Kabhi Kabhie se démarque des autres très nombreux films indiens qui abordent le thème du mariage arrangé voire forcé en montrant un prétendant qui renonce non seulement à son amour au lieu de se battre mais décide de surcroît de renoncer à la poésie, pour laquelle il est particulièrement doué. En avançant dans l’histoire on se dit que le scénario écrit par Pamela Chopra (l’épouse du réalisateur) s’avère plutôt élaboré et cruel lorsque Vijay, le mari de Pooja lui demande de lui chanter le poème Kabhi Kabhie, dédié initialement à Pooja par Amit.

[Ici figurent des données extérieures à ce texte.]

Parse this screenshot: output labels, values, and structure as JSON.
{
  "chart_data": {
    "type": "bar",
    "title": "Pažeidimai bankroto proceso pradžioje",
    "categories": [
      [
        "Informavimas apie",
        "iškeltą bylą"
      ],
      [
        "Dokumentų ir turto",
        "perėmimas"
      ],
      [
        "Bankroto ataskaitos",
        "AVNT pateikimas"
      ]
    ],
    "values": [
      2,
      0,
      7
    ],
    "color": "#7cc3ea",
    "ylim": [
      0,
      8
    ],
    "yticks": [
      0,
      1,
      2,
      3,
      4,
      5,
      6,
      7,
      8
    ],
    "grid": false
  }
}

On n'est cependant pas au bout de nos surprise car l’histoire se complexifie par la suite au point qu’à la trame initiale, se rajoute une autre histoire concernant la fille cachée d’Anjali, l’épouse d’Amit qui part à la recherche de sa mère biologique. Cette deuxième intrigue (qui suffirait à donner la matière à plusieurs épisodes d'un soap opéra) prend suffisamment d’importance dans le scénario de Kabhi Kabhie pour en devenir l’histoire principale, un peu comme la conséquence de l’histoire malheureuse d’Amit et Pooja qui chanteront à jamais : Kabhi Kabhie, « Parfois, au fond de mon cœur je m’interroge » …
Verdict :
Kabhi Kabhie et un film culte de la filmographie de Yash Chopra, certes un peu daté mais intéressant à regarder pour comprendre d’où vient le cinéma romantique de films comme Veer-Zaara ou Saathiya. Cependant, compte tenu de l’ambiance années 70 qui reste la même au cours de l’histoire qui s’étend sur plus de 20 ans, il vaut mieux être fan du cinéma Indien ou de Yash Chopra pour pleinement apprécier ce film qui souffre de quelques maladresses techniques et dont le jeu d’acteur parfois sur jouer peut faire sourire.